It can be difficult trying to figure out how much to save for your child’s future as you’re trying to navigate college costs. College will likely cost much more in the future than it currently does now and you may not know if your kids are even going to attend college. All of this can provide you with a sense of uncertainty.
As part of our annual look at the state of college savings, we surveyed over 1,000 parents in our audience. What we found is that many parents don’t feel confident that they have saved enough. Let’s dig into the details.
Amount Parents Have Saved for College
In our survey, we asked parents how much they have saved for college. About 5% hadn’t started saving yet. Of those that had, just over 30% had saved $10,000 or less, 25% had saved between $10,000 and $30,000, and about 40% had saved more than $30,000.
It’s interesting to note that over 25% of the parents had only been saving for three years or less. However, many in the audience also include long-time savers, with 30% who have been saving for college for more than 10 years.
As much as parents have been able to save, they recognize that there is more they need to do, as illustrated in the next section.
How Much Money Still Needs to Be Saved?
When parents were asked how much more they thought they had to save for college expenses, only about 7% thought they had already saved enough. In fact, over 35% of those surveyed thought they need to save at least $100,000 more for their kids’ college expenses. Depending on how much time they have left, that’s a substantial goal to meet.
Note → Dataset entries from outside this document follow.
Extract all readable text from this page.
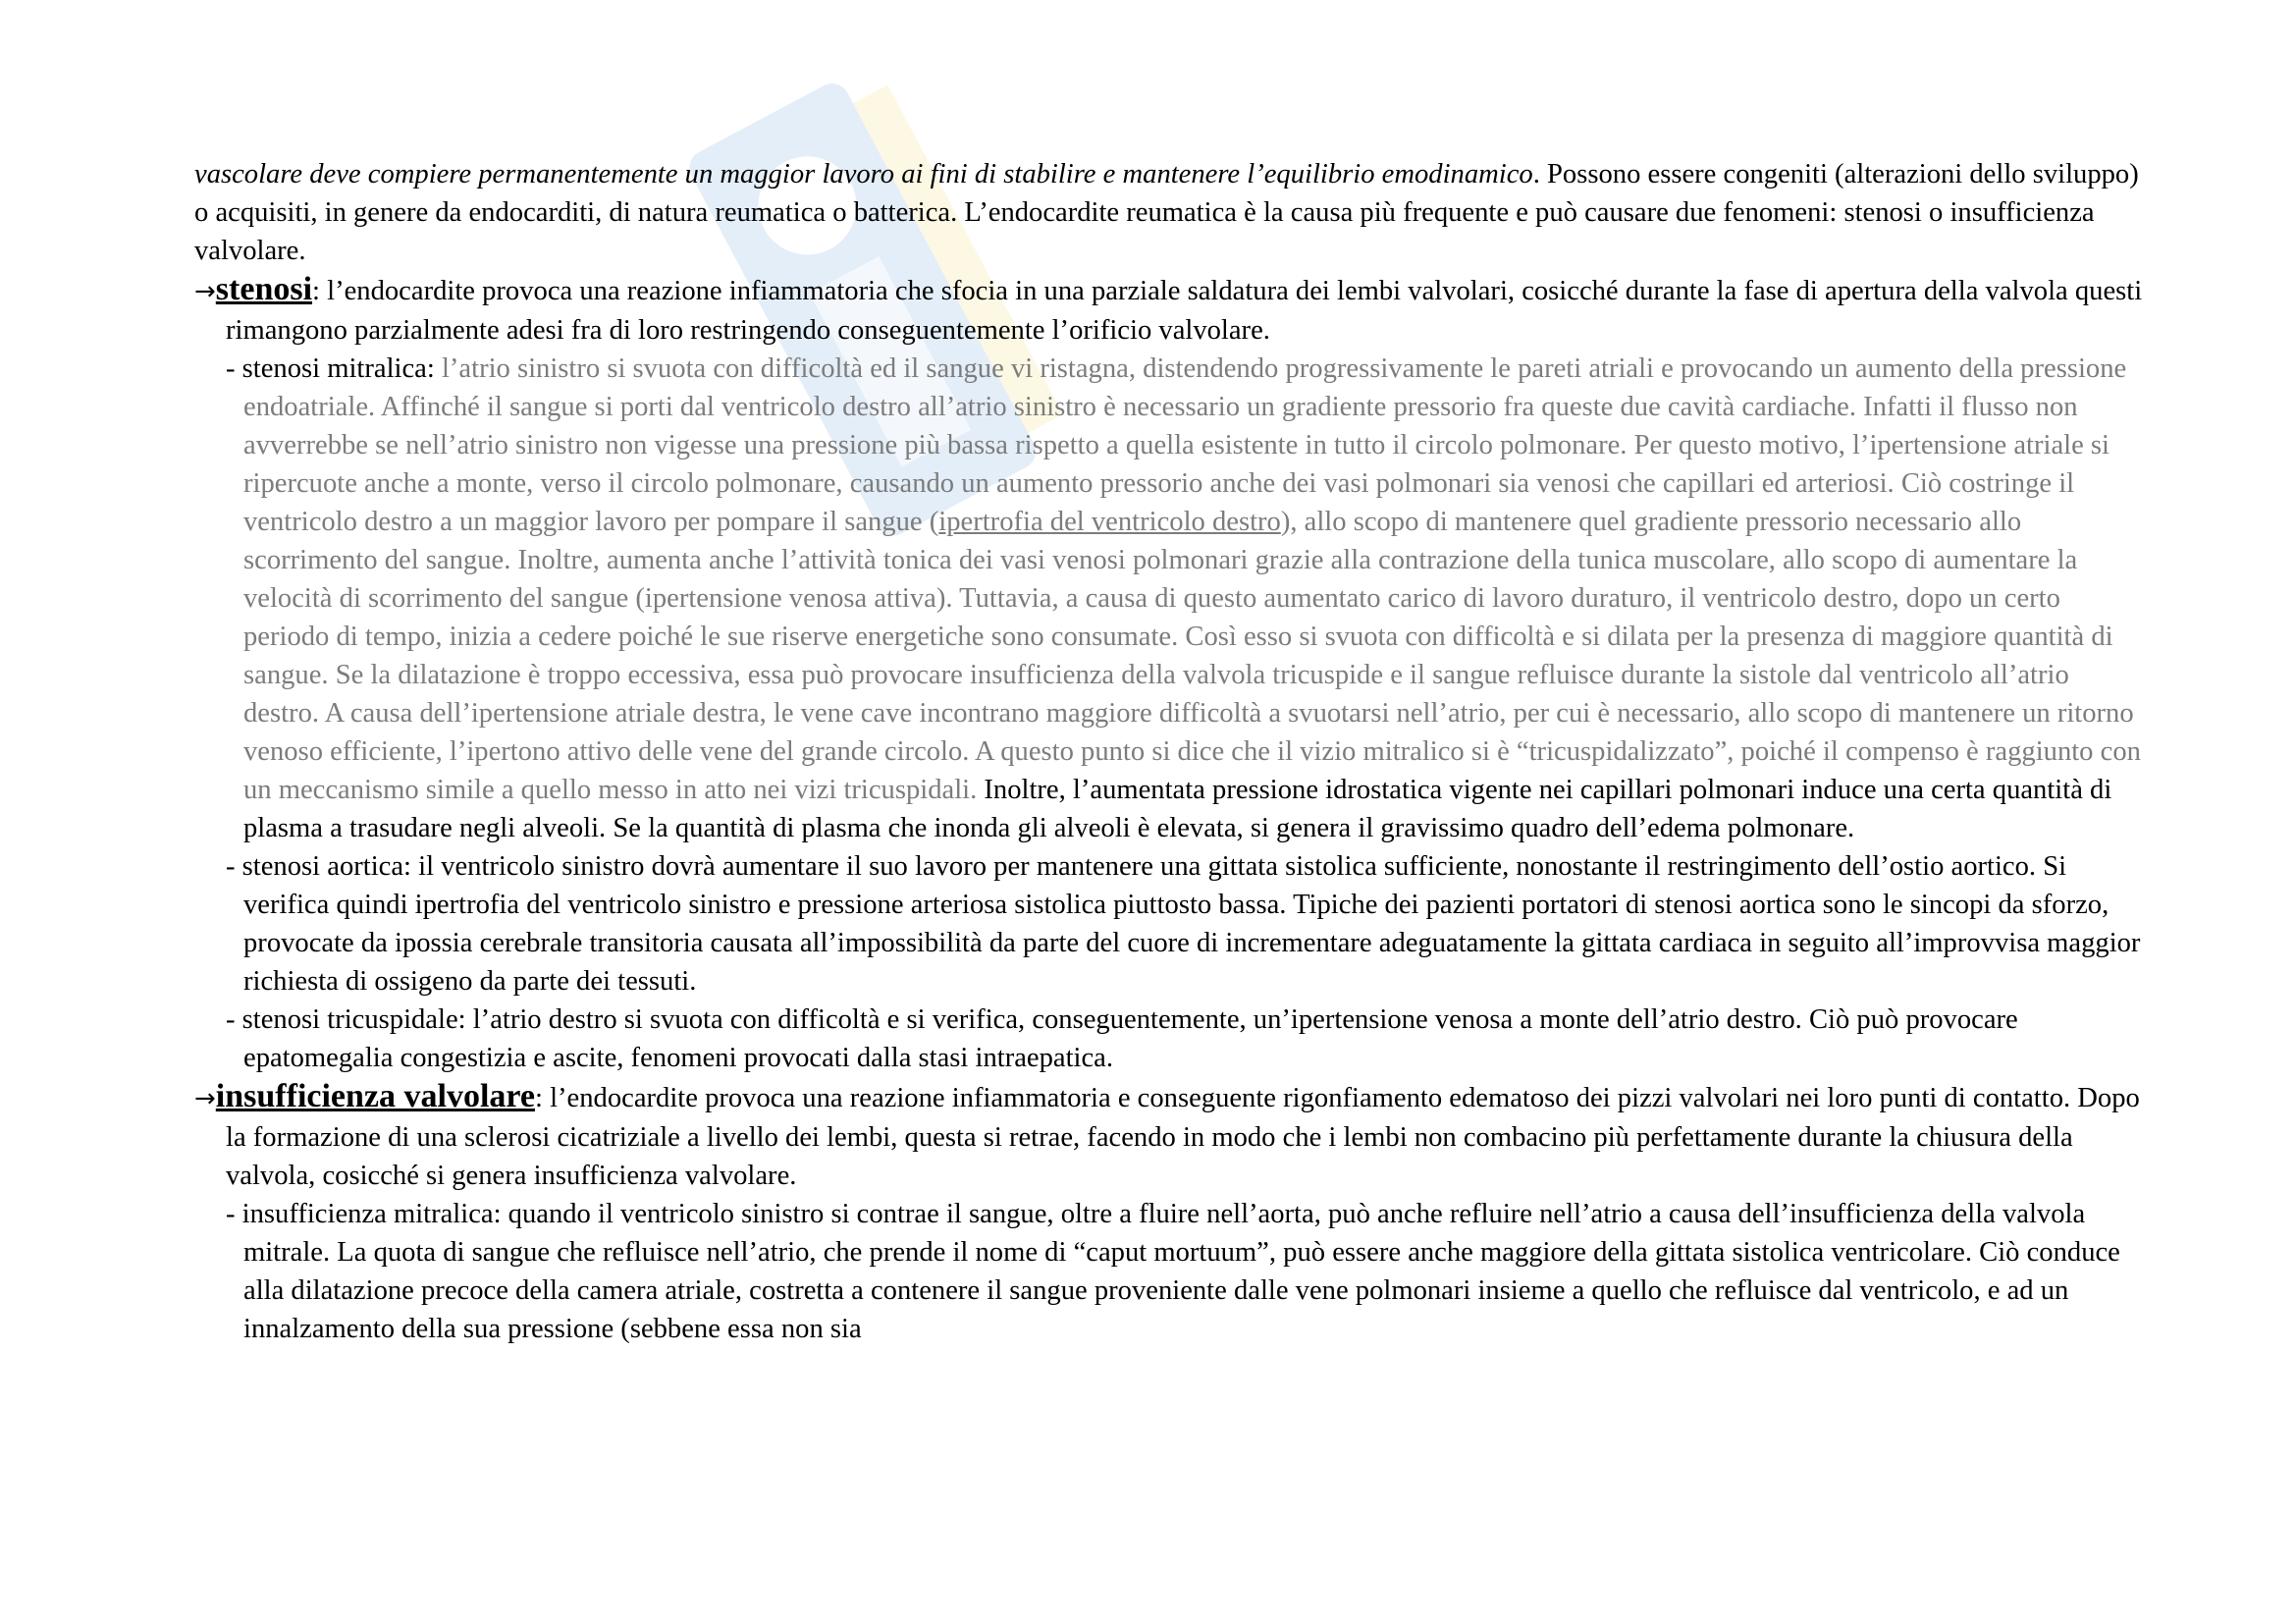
vascolare deve compiere permanentemente un maggior lavoro ai fini di stabilire e mantenere l’equilibrio emodinamico. Possono essere congeniti (alterazioni dello sviluppo) o acquisiti, in genere da endocarditi, di natura reumatica o batterica. L’endocardite reumatica è la causa più frequente e può causare due fenomeni: stenosi o insufficienza valvolare.

→stenosi: l’endocardite provoca una reazione infiammatoria che sfocia in una parziale saldatura dei lembi valvolari, cosicché durante la fase di apertura della valvola questi rimangono parzialmente adesi fra di loro restringendo conseguentemente l’orificio valvolare.

- stenosi mitralica: l’atrio sinistro si svuota con difficoltà ed il sangue vi ristagna, distendendo progressivamente le pareti atriali e provocando un aumento della pressione endoatriale. Affinché il sangue si porti dal ventricolo destro all’atrio sinistro è necessario un gradiente pressorio fra queste due cavità cardiache. Infatti il flusso non avverrebbe se nell’atrio sinistro non vigesse una pressione più bassa rispetto a quella esistente in tutto il circolo polmonare. Per questo motivo, l’ipertensione atriale si ripercuote anche a monte, verso il circolo polmonare, causando un aumento pressorio anche dei vasi polmonari sia venosi che capillari ed arteriosi. Ciò costringe il ventricolo destro a un maggior lavoro per pompare il sangue (ipertrofia del ventricolo destro), allo scopo di mantenere quel gradiente pressorio necessario allo scorrimento del sangue. Inoltre, aumenta anche l’attività tonica dei vasi venosi polmonari grazie alla contrazione della tunica muscolare, allo scopo di aumentare la velocità di scorrimento del sangue (ipertensione venosa attiva). Tuttavia, a causa di questo aumentato carico di lavoro duraturo, il ventricolo destro, dopo un certo periodo di tempo, inizia a cedere poiché le sue riserve energetiche sono consumate. Così esso si svuota con difficoltà e si dilata per la presenza di maggiore quantità di sangue. Se la dilatazione è troppo eccessiva, essa può provocare insufficienza della valvola tricuspide e il sangue refluisce durante la sistole dal ventricolo all’atrio destro. A causa dell’ipertensione atriale destra, le vene cave incontrano maggiore difficoltà a svuotarsi nell’atrio, per cui è necessario, allo scopo di mantenere un ritorno venoso efficiente, l’ipertono attivo delle vene del grande circolo. A questo punto si dice che il vizio mitralico si è “tricuspidalizzato”, poiché il compenso è raggiunto con un meccanismo simile a quello messo in atto nei vizi tricuspidali. Inoltre, l’aumentata pressione idrostatica vigente nei capillari polmonari induce una certa quantità di plasma a trasudare negli alveoli. Se la quantità di plasma che inonda gli alveoli è elevata, si genera il gravissimo quadro dell’edema polmonare.

- stenosi aortica: il ventricolo sinistro dovrà aumentare il suo lavoro per mantenere una gittata sistolica sufficiente, nonostante il restringimento dell’ostio aortico. Si verifica quindi ipertrofia del ventricolo sinistro e pressione arteriosa sistolica piuttosto bassa. Tipiche dei pazienti portatori di stenosi aortica sono le sincopi da sforzo, provocate da ipossia cerebrale transitoria causata all’impossibilità da parte del cuore di incrementare adeguatamente la gittata cardiaca in seguito all’improvvisa maggior richiesta di ossigeno da parte dei tessuti.

- stenosi tricuspidale: l’atrio destro si svuota con difficoltà e si verifica, conseguentemente, un’ipertensione venosa a monte dell’atrio destro. Ciò può provocare epatomegalia congestizia e ascite, fenomeni provocati dalla stasi intraepatica.

→insufficienza valvolare: l’endocardite provoca una reazione infiammatoria e conseguente rigonfiamento edematoso dei pizzi valvolari nei loro punti di contatto. Dopo la formazione di una sclerosi cicatriziale a livello dei lembi, questa si retrae, facendo in modo che i lembi non combacino più perfettamente durante la chiusura della valvola, cosicché si genera insufficienza valvolare.

- insufficienza mitralica: quando il ventricolo sinistro si contrae il sangue, oltre a fluire nell’aorta, può anche refluire nell’atrio a causa dell’insufficienza della valvola mitrale. La quota di sangue che refluisce nell’atrio, che prende il nome di “caput mortuum”, può essere anche maggiore della gittata sistolica ventricolare. Ciò conduce alla dilatazione precoce della camera atriale, costretta a contenere il sangue proveniente dalle vene polmonari insieme a quello che refluisce dal ventricolo, e ad un innalzamento della sua pressione (sebbene essa non sia
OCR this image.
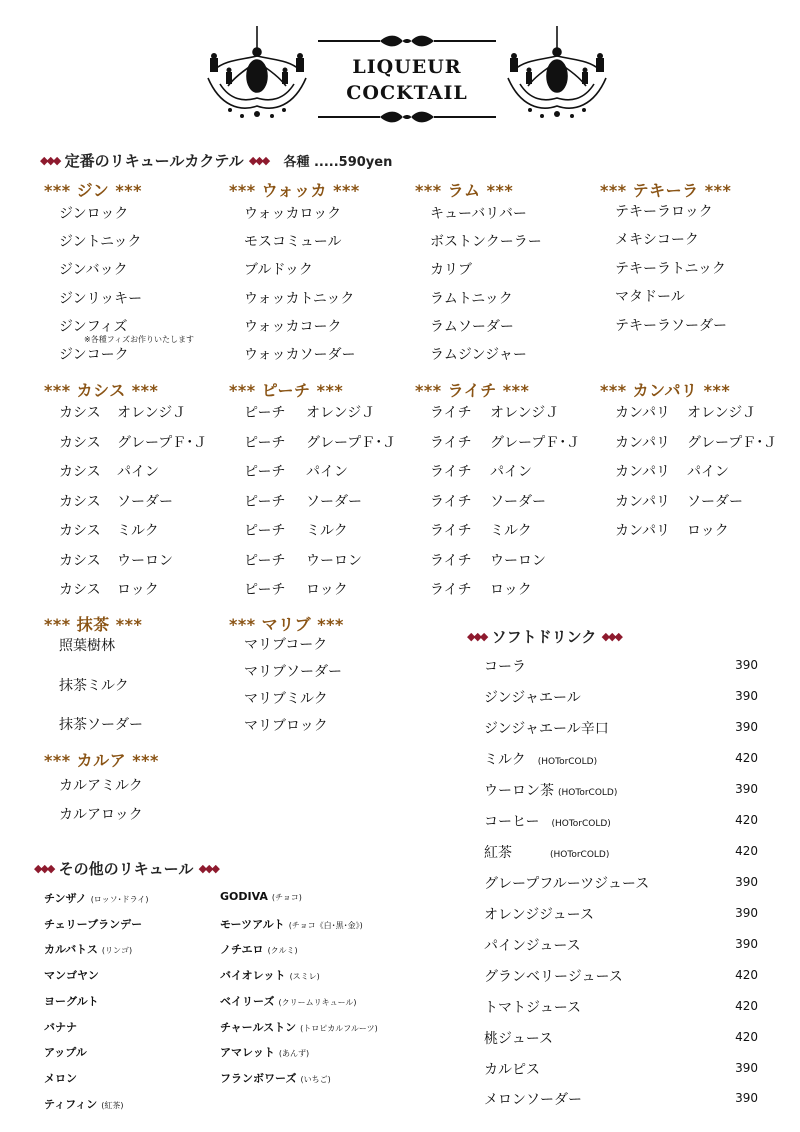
LIQUEUR
COCKTAIL
◆◆◆ 定番のリキュールカクテル ◆◆◆ 各種 .....590yen
*** ジン ***	*** ウォッカ ***	*** ラム ***	*** テキーラ ***
ジンロック
ジントニック
ジンバック
ジンリッキー
ジンフィズ
※各種フィズお作りいたします
ジンコーク
ウォッカロック
モスコミュール
ブルドック
ウォッカトニック
ウォッカコーク
ウォッカソーダー
キューバリバー
ボストンクーラー
カリブ
ラムトニック
ラムソーダー
ラムジンジャー
テキーラロック
メキシコーク
テキーラトニック
マタドール
テキーラソーダー
*** カシス ***	*** ピーチ ***	*** ライチ ***	*** カンパリ ***
カシス オレンジＪ
カシス グレープＦ･Ｊ
カシス パイン
カシス ソーダー
カシス ミルク
カシス ウーロン
カシス ロック
ピーチ オレンジＪ
ピーチ グレープＦ･Ｊ
ピーチ パイン
ピーチ ソーダー
ピーチ ミルク
ピーチ ウーロン
ピーチ ロック
ライチ オレンジＪ
ライチ グレープＦ･Ｊ
ライチ パイン
ライチ ソーダー
ライチ ミルク
ライチ ウーロン
ライチ ロック
カンパリ オレンジＪ
カンパリ グレープＦ･Ｊ
カンパリ パイン
カンパリ ソーダー
カンパリ ロック
*** 抹茶 ***	*** マリブ ***
照葉樹林
抹茶ミルク
抹茶ソーダー
マリブコーク
マリブソーダー
マリブミルク
マリブロック
*** カルア ***
カルアミルク
カルアロック
◆◆◆ その他のリキュール ◆◆◆
チンザノ (ロッソ･ドライ)
チェリーブランデー
カルバトス (リンゴ)
マンゴヤン
ヨーグルト
バナナ
アップル
メロン
ティフィン (紅茶)
GODIVA (チョコ)
モーツアルト (チョコ《白･黒･金》)
ノチエロ (クルミ)
バイオレット (スミレ)
ベイリーズ (クリームリキュール)
チャールストン (トロピカルフルーツ)
アマレット (あんず)
フランボワーズ (いちご)
◆◆◆ ソフトドリンク ◆◆◆
コーラ	390
ジンジャエール	390
ジンジャエール辛口	390
ミルク (HOTorCOLD)	420
ウーロン茶 (HOTorCOLD)	390
コーヒー (HOTorCOLD)	420
紅茶	(HOTorCOLD)	420
グレープフルーツジュース	390
オレンジジュース	390
パインジュース	390
グランベリージュース	420
トマトジュース	420
桃ジュース	420
カルピス	390
メロンソーダー	390
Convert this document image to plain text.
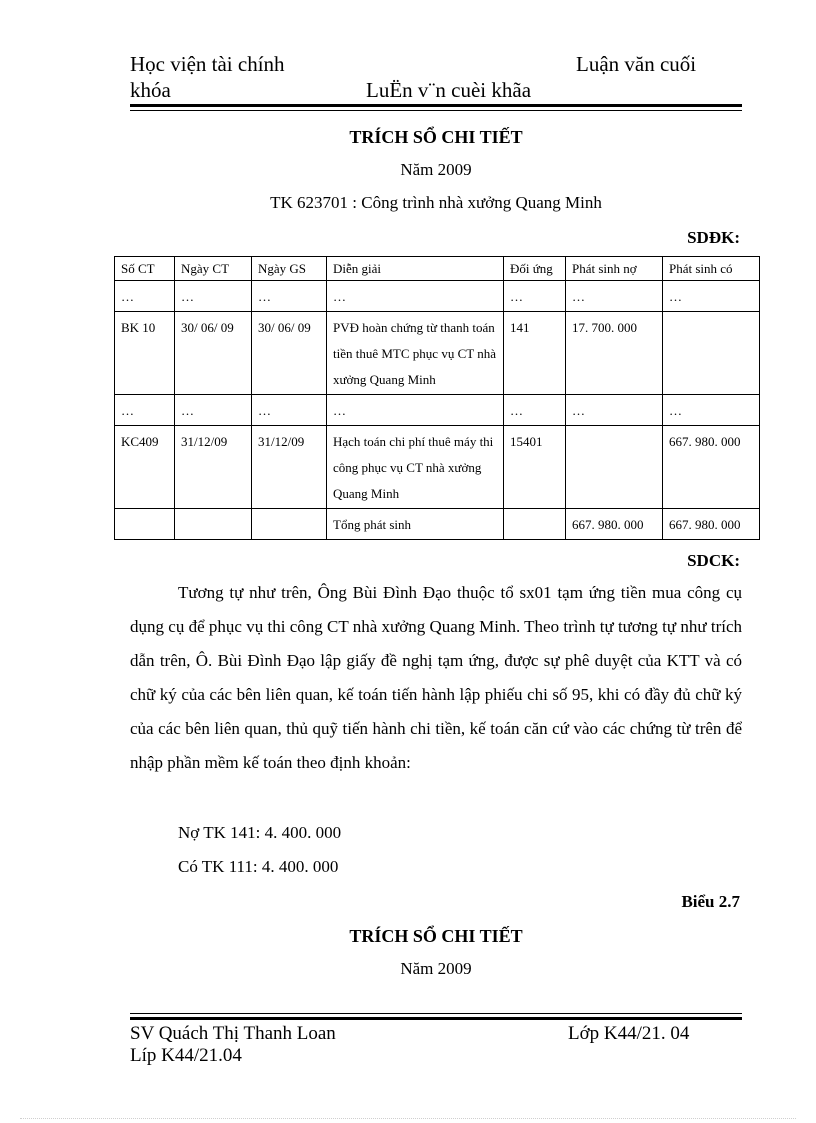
Học viện tài chính	Luận văn cuối
khóa	LuËn v¨n cuèi khãa
TRÍCH SỔ CHI TIẾT
Năm 2009
TK 623701 : Công trình nhà xưởng Quang Minh
SDĐK:
Số CT	Ngày CT	Ngày GS	Diễn giải	Đối ứng	Phát sinh nợ	Phát sinh có
…	…	…	…	…	…	…
BK 10	30/ 06/ 09	30/ 06/ 09	PVĐ hoàn chứng từ thanh toán tiền thuê MTC phục vụ CT nhà xưởng Quang Minh	141	17. 700. 000	
…	…	…	…	…	…	…
KC409	31/12/09	31/12/09	Hạch toán chi phí thuê máy thi công phục vụ CT nhà xưởng Quang Minh	15401		667. 980. 000
			Tổng phát sinh		667. 980. 000	667. 980. 000
SDCK:
Tương tự như trên, Ông Bùi Đình Đạo thuộc tổ sx01 tạm ứng tiền mua công cụ dụng cụ để phục vụ thi công CT nhà xưởng Quang Minh. Theo trình tự tương tự như trích dẫn trên, Ô. Bùi Đình Đạo lập giấy đề nghị tạm ứng, được sự phê duyệt của KTT và có chữ ký của các bên liên quan, kế toán tiến hành lập phiếu chi số 95, khi có đầy đủ chữ ký của các bên liên quan, thủ quỹ tiến hành chi tiền, kế toán căn cứ vào các chứng từ trên để nhập phần mềm kế toán theo định khoản:
Nợ TK 141: 4. 400. 000
Có TK 111: 4. 400. 000
Biểu 2.7
TRÍCH SỔ CHI TIẾT
Năm 2009
SV Quách Thị Thanh Loan	Lớp K44/21. 04
Líp K44/21.04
The good news is that those who start early and save regularly can make significant progress toward their goals. According to our college savings calculator, a family that saves $250 per month over 18 years at a 7% return can accrue over $100,000 in a 529 plan – which can be withdrawn tax-free as long as the money is spent on qualified education expenses.
What Can Parents Do?
It’s more important than ever to help your children with the growing costs of college so that it isn’t out of their grasp. The best way to do that is to start saving as early as possible and be consistent. You can do that by opening a 529 plan and making regular contributions.
A 529 plan can provide tax benefits and almost give you a head start at hitting your audacious goals. No matter what you decide, it’s important not to get discouraged as it will take time and effort to achieve your goals.